IN Dan Pink’s book, To Sell is Human, he states that we are all sales people now, as all work now involves what he calls “non-sales selling.”
Our survival and happiness now depends, on our ability to persuade, influence and convince others to give up something they’ve got in exchange for what we’ve got. Medicine use reviews (MURs) are an exchange of time for information.
In the last few months, there has been a lot of talk about MURs. Most of it has been negative, critical and controversial. It has created a degree of confusion and anxiety around doing MURs. It has alarmed the newly qualified and the about to be qualified. The majority of pharmacists polled in a survey said they would like to see them scrapped and some probably believe they might be scrapped.
I am here to set the record straight, to reassure, to motivate and to inspire.

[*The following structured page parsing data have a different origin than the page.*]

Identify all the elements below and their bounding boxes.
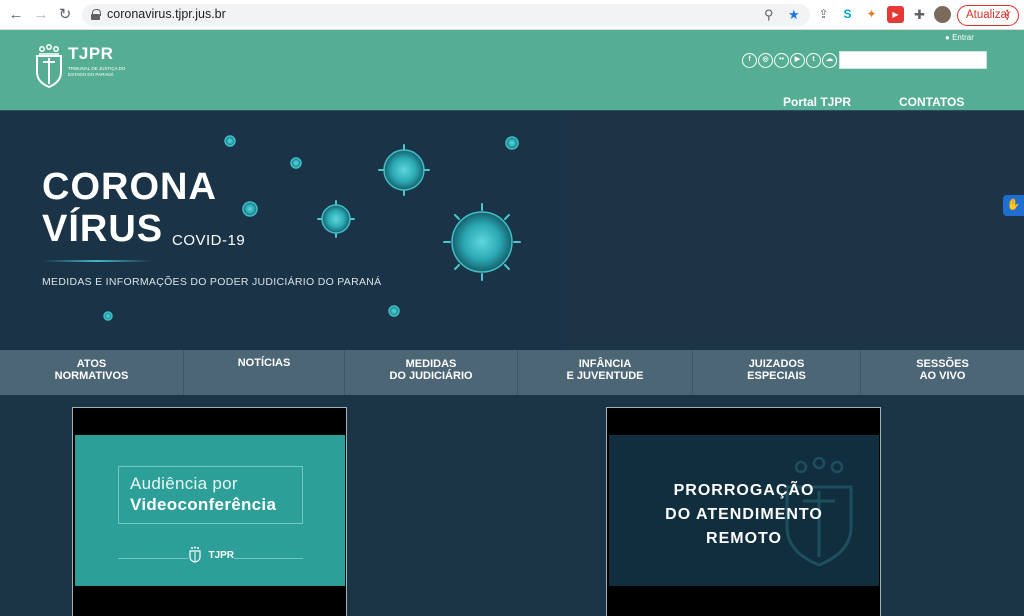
tjpr-small-shield-icon: [189, 546, 201, 563]
hero-title-line1: CORONA: [42, 166, 217, 208]
menu-label: SESSÕES AO VIVO: [916, 357, 969, 382]
lock-icon: [91, 9, 101, 20]
hero-divider: [42, 260, 152, 262]
flickr-icon[interactable]: ••: [774, 53, 789, 68]
video-conference-banner: Audiência por Videoconferência TJPR: [75, 435, 345, 586]
remote-line2: DO ATENDIMENTO: [665, 506, 823, 523]
bookmark-star-icon[interactable]: ★: [788, 7, 800, 23]
login-link[interactable]: ● Entrar: [945, 33, 974, 42]
video-conference-card[interactable]: Audiência por Videoconferência TJPR: [72, 407, 347, 616]
remote-service-card[interactable]: PRORROGAÇÃO DO ATENDIMENTO REMOTO: [606, 407, 881, 616]
menu-juizados-especiais[interactable]: JUIZADOS ESPECIAIS: [693, 350, 861, 395]
main-menu: ATOS NORMATIVOS NOTÍCIAS MEDIDAS DO JUDI…: [0, 350, 1024, 395]
search-input[interactable]: [839, 51, 987, 69]
menu-dots-icon: ⋮: [1001, 9, 1014, 21]
menu-label: JUIZADOS ESPECIAIS: [747, 357, 806, 382]
site-header: TJPR TRIBUNAL DE JUSTIÇA DO ESTADO DO PA…: [0, 30, 1024, 110]
menu-label: NOTÍCIAS: [237, 356, 291, 369]
extension-icon-1[interactable]: ⇪: [815, 6, 832, 23]
back-button[interactable]: ←: [6, 5, 26, 25]
menu-medidas-judiciario[interactable]: MEDIDAS DO JUDICIÁRIO: [345, 350, 518, 395]
hero-subtitle: MEDIDAS E INFORMAÇÕES DO PODER JUDICIÁRI…: [42, 276, 382, 288]
profile-avatar[interactable]: [934, 6, 951, 23]
instagram-icon[interactable]: ◎: [758, 53, 773, 68]
skype-extension-icon[interactable]: S: [839, 6, 856, 23]
soundcloud-icon[interactable]: ☁: [822, 53, 837, 68]
menu-label: INFÂNCIA E JUVENTUDE: [566, 357, 644, 382]
remote-service-banner: PRORROGAÇÃO DO ATENDIMENTO REMOTO: [609, 435, 879, 586]
hero-tag: COVID-19: [172, 232, 246, 249]
youtube-extension-icon[interactable]: ▶: [887, 6, 904, 23]
menu-noticias[interactable]: NOTÍCIAS: [184, 350, 345, 395]
extension-icon-3[interactable]: ✦: [863, 6, 880, 23]
tjpr-shield-icon: [36, 44, 62, 89]
youtube-icon[interactable]: ▶: [790, 53, 805, 68]
video-conference-line2: Videoconferência: [130, 495, 277, 514]
twitter-icon[interactable]: t: [806, 53, 821, 68]
menu-sessoes-ao-vivo[interactable]: SESSÕES AO VIVO: [861, 350, 1024, 395]
tjpr-logo[interactable]: TJPR TRIBUNAL DE JUSTIÇA DO ESTADO DO PA…: [34, 44, 125, 92]
login-label: Entrar: [952, 33, 974, 42]
social-links: f ◎ •• ▶ t ☁: [742, 53, 837, 69]
content-area: Audiência por Videoconferência TJPR PROR…: [0, 395, 1024, 616]
zoom-icon[interactable]: ⚲: [764, 7, 774, 23]
remote-line3: REMOTO: [706, 530, 782, 547]
browser-toolbar: ← → ↻ coronavirus.tjpr.jus.br ⚲ ★ ⇪ S ✦ …: [0, 0, 1024, 30]
nav-contatos[interactable]: CONTATOS: [899, 95, 964, 109]
user-icon: ●: [945, 33, 950, 42]
menu-label: ATOS NORMATIVOS: [54, 357, 129, 382]
logo-subtitle: TRIBUNAL DE JUSTIÇA DO ESTADO DO PARANÁ: [68, 66, 126, 77]
accessibility-hand-icon[interactable]: ✋: [1003, 195, 1024, 216]
forward-button[interactable]: →: [31, 5, 51, 25]
remote-service-title: PRORROGAÇÃO DO ATENDIMENTO REMOTO: [609, 479, 879, 551]
extensions-puzzle-icon[interactable]: ✚: [911, 6, 928, 23]
update-button[interactable]: Atualizar ⋮: [957, 5, 1019, 26]
facebook-icon[interactable]: f: [742, 53, 757, 68]
address-bar[interactable]: coronavirus.tjpr.jus.br ⚲ ★: [82, 4, 810, 26]
video-conference-line1: Audiência por: [130, 474, 238, 493]
nav-portal-tjpr[interactable]: Portal TJPR: [783, 95, 851, 109]
hero-banner: CORONA VÍRUS COVID-19 MEDIDAS E INFORMAÇ…: [0, 110, 1024, 350]
menu-label: MEDIDAS DO JUDICIÁRIO: [389, 357, 473, 382]
menu-infancia-juventude[interactable]: INFÂNCIA E JUVENTUDE: [518, 350, 693, 395]
logo-text: TJPR: [68, 44, 114, 63]
hero-image[interactable]: CORONA VÍRUS COVID-19 MEDIDAS E INFORMAÇ…: [0, 111, 566, 350]
menu-atos-normativos[interactable]: ATOS NORMATIVOS: [0, 350, 184, 395]
reload-button[interactable]: ↻: [55, 5, 75, 25]
video-conference-title-box: Audiência por Videoconferência: [118, 466, 303, 524]
remote-line1: PRORROGAÇÃO: [673, 482, 815, 499]
url-text: coronavirus.tjpr.jus.br: [107, 7, 226, 21]
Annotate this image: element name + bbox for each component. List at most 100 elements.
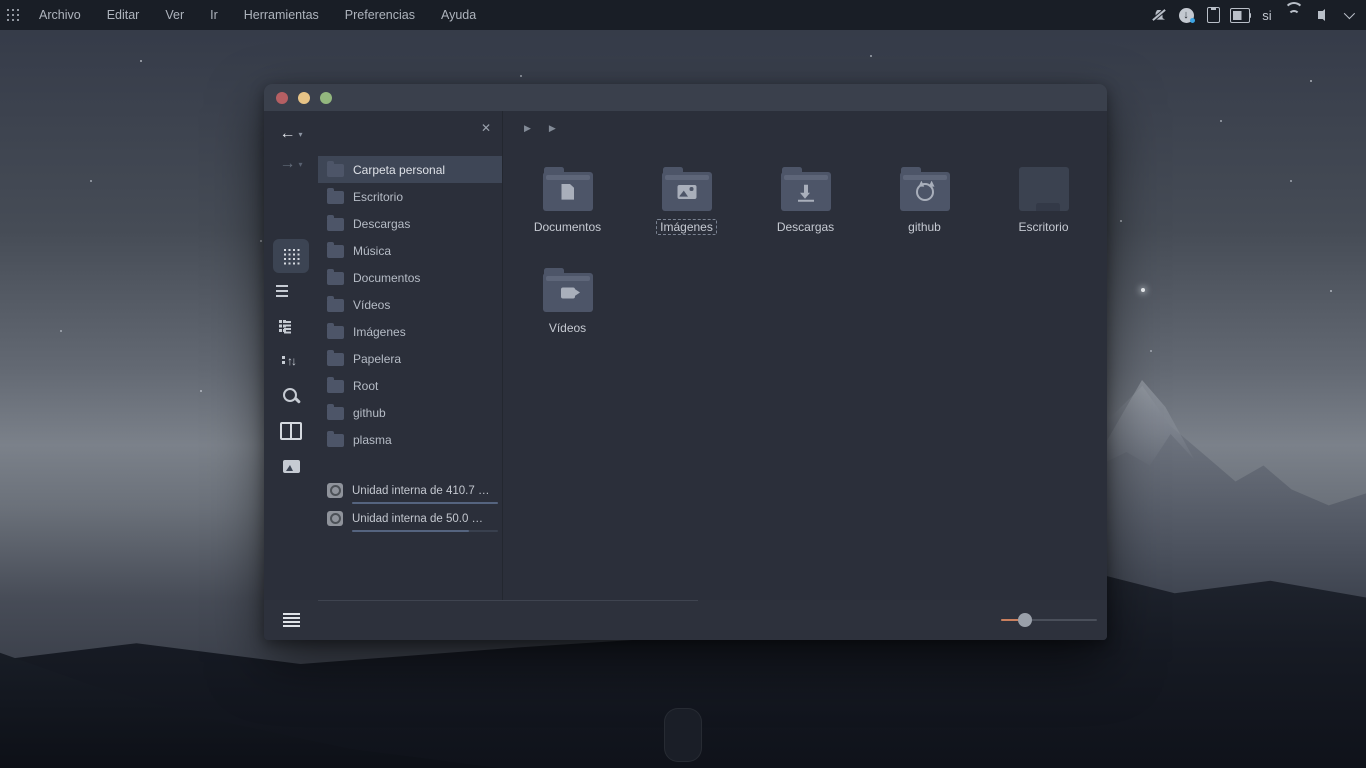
- menu-item[interactable]: Ver: [152, 0, 197, 30]
- tray-icon[interactable]: si: [1257, 0, 1277, 30]
- zoom-slider-handle[interactable]: [1018, 613, 1032, 627]
- forward-button[interactable]: → ▾: [279, 149, 302, 179]
- stars: [140, 60, 142, 62]
- folder-label: Descargas: [773, 219, 838, 235]
- folder-glyph-icon: [798, 199, 814, 202]
- back-button[interactable]: ← ▾: [279, 119, 302, 149]
- folder-item[interactable]: github: [865, 167, 984, 268]
- place-label: Descargas: [353, 217, 410, 231]
- dolphin-window: ← ▾ → ▾ ✕: [264, 84, 1107, 640]
- menu-item[interactable]: Ir: [197, 0, 231, 30]
- device-label: Unidad interna de 410.7 …: [352, 485, 489, 497]
- menu-item[interactable]: Preferencias: [332, 0, 428, 30]
- maximize-button[interactable]: [320, 92, 332, 104]
- menu-list: ArchivoEditarVerIrHerramientasPreferenci…: [26, 0, 489, 30]
- panel-tabbar: [318, 600, 698, 640]
- place-item[interactable]: Papelera: [318, 345, 502, 372]
- window-body: ← ▾ → ▾ ✕: [264, 111, 1107, 600]
- place-icon: [327, 353, 344, 366]
- folder-label: github: [904, 219, 945, 235]
- folder-item[interactable]: Escritorio: [984, 167, 1103, 268]
- place-item[interactable]: plasma: [318, 426, 502, 453]
- tray-icon[interactable]: [1230, 0, 1250, 30]
- folder-glyph-icon: [916, 183, 934, 201]
- folder-item[interactable]: Vídeos: [508, 268, 627, 369]
- place-label: Escritorio: [353, 190, 403, 204]
- place-label: Imágenes: [353, 325, 406, 339]
- place-icon: [327, 326, 344, 339]
- places-panel-header: ✕: [318, 111, 502, 145]
- view-toolbar-button[interactable]: [273, 274, 309, 308]
- tray-icon[interactable]: [1338, 0, 1358, 30]
- folder-icon: [543, 167, 593, 211]
- dock: [664, 708, 702, 762]
- tray-icon[interactable]: [1284, 0, 1304, 30]
- folder-glyph-icon: [677, 185, 696, 199]
- place-item[interactable]: Carpeta personal: [318, 156, 502, 183]
- hamburger-menu-icon[interactable]: [283, 613, 300, 615]
- device-item[interactable]: Unidad interna de 410.7 …: [318, 477, 502, 504]
- folder-item[interactable]: Imágenes: [627, 167, 746, 268]
- view-toolbar-button[interactable]: [273, 379, 309, 413]
- back-arrow-icon: ←: [279, 126, 295, 142]
- folder-label: Documentos: [530, 219, 605, 235]
- place-icon: [327, 299, 344, 312]
- close-button[interactable]: [276, 92, 288, 104]
- titlebar[interactable]: [264, 84, 1107, 111]
- places-panel: ✕ Carpeta personal Escritorio Descargas: [318, 111, 503, 600]
- folder-glyph-icon: [561, 287, 575, 298]
- folder-label: Escritorio: [1014, 219, 1072, 235]
- folder-glyph-icon: [561, 184, 574, 200]
- keyboard-layout-label: si: [1262, 8, 1271, 23]
- view-toolbar-button[interactable]: [273, 449, 309, 483]
- drive-icon: [327, 511, 343, 526]
- folder-item[interactable]: Documentos: [508, 167, 627, 268]
- minimize-button[interactable]: [298, 92, 310, 104]
- system-tray: si: [1149, 0, 1358, 30]
- view-toolbar-button[interactable]: [273, 344, 309, 378]
- view-toolbar-button[interactable]: [273, 309, 309, 343]
- app-launcher-icon[interactable]: [0, 0, 26, 30]
- panel-close-icon[interactable]: ✕: [478, 120, 494, 136]
- place-icon: [327, 272, 344, 285]
- side-toolbar: ← ▾ → ▾: [264, 111, 318, 600]
- place-item[interactable]: Escritorio: [318, 183, 502, 210]
- menu-item[interactable]: Archivo: [26, 0, 94, 30]
- desktop-wallpaper: ArchivoEditarVerIrHerramientasPreferenci…: [0, 0, 1366, 768]
- place-icon: [327, 218, 344, 231]
- folder-icon: [900, 167, 950, 211]
- place-item[interactable]: Root: [318, 372, 502, 399]
- zoom-slider[interactable]: [1001, 613, 1097, 627]
- device-item[interactable]: Unidad interna de 50.0 …: [318, 505, 502, 532]
- menu-item[interactable]: Ayuda: [428, 0, 489, 30]
- tray-icon[interactable]: [1176, 0, 1196, 30]
- capacity-bar: [352, 530, 498, 533]
- device-label: Unidad interna de 50.0 …: [352, 513, 483, 525]
- breadcrumb-separator-icon: ▶: [549, 123, 556, 134]
- folder-label: Vídeos: [545, 320, 590, 336]
- folder-item[interactable]: Descargas: [746, 167, 865, 268]
- place-icon: [327, 380, 344, 393]
- place-item[interactable]: github: [318, 399, 502, 426]
- place-icon: [327, 434, 344, 447]
- place-label: Vídeos: [353, 298, 390, 312]
- menu-item[interactable]: Herramientas: [231, 0, 332, 30]
- place-item[interactable]: Imágenes: [318, 318, 502, 345]
- view-toolbar-button[interactable]: [273, 414, 309, 448]
- tray-icon[interactable]: [1203, 0, 1223, 30]
- breadcrumb-separator-icon: ▶: [524, 123, 531, 134]
- zoom-control: [993, 613, 1097, 627]
- place-item[interactable]: Vídeos: [318, 291, 502, 318]
- place-item[interactable]: Música: [318, 237, 502, 264]
- global-menubar: ArchivoEditarVerIrHerramientasPreferenci…: [0, 0, 1366, 30]
- menu-item[interactable]: Editar: [94, 0, 153, 30]
- place-icon: [327, 164, 344, 177]
- tray-icon[interactable]: [1311, 0, 1331, 30]
- tray-icon[interactable]: [1149, 0, 1169, 30]
- place-item[interactable]: Documentos: [318, 264, 502, 291]
- folder-label: Imágenes: [656, 219, 717, 235]
- view-toolbar-button[interactable]: [273, 239, 309, 273]
- place-label: Música: [353, 244, 391, 258]
- capacity-bar: [352, 502, 498, 505]
- place-item[interactable]: Descargas: [318, 210, 502, 237]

Firstly, MURs are going nowhere. They are here to stay.
While many MURs, can be a polite exchange that involves very little active listening or learning, they can sometimes be very effective and beneficial. There is enough evidence to back this up to keep the MUR paymasters happy.
The payment for MURs is reasonable enough. Reasonable enough that if there was ever any serious talk of their demise, pharmacy owners would talk them up so passionately, you would be forgiven for thinking they were the single greatest life-saving, medical intervention since someone else no one remembers succeeded, where Alexander Fleming failed and figured out how to turn penicillin into a usable medicine.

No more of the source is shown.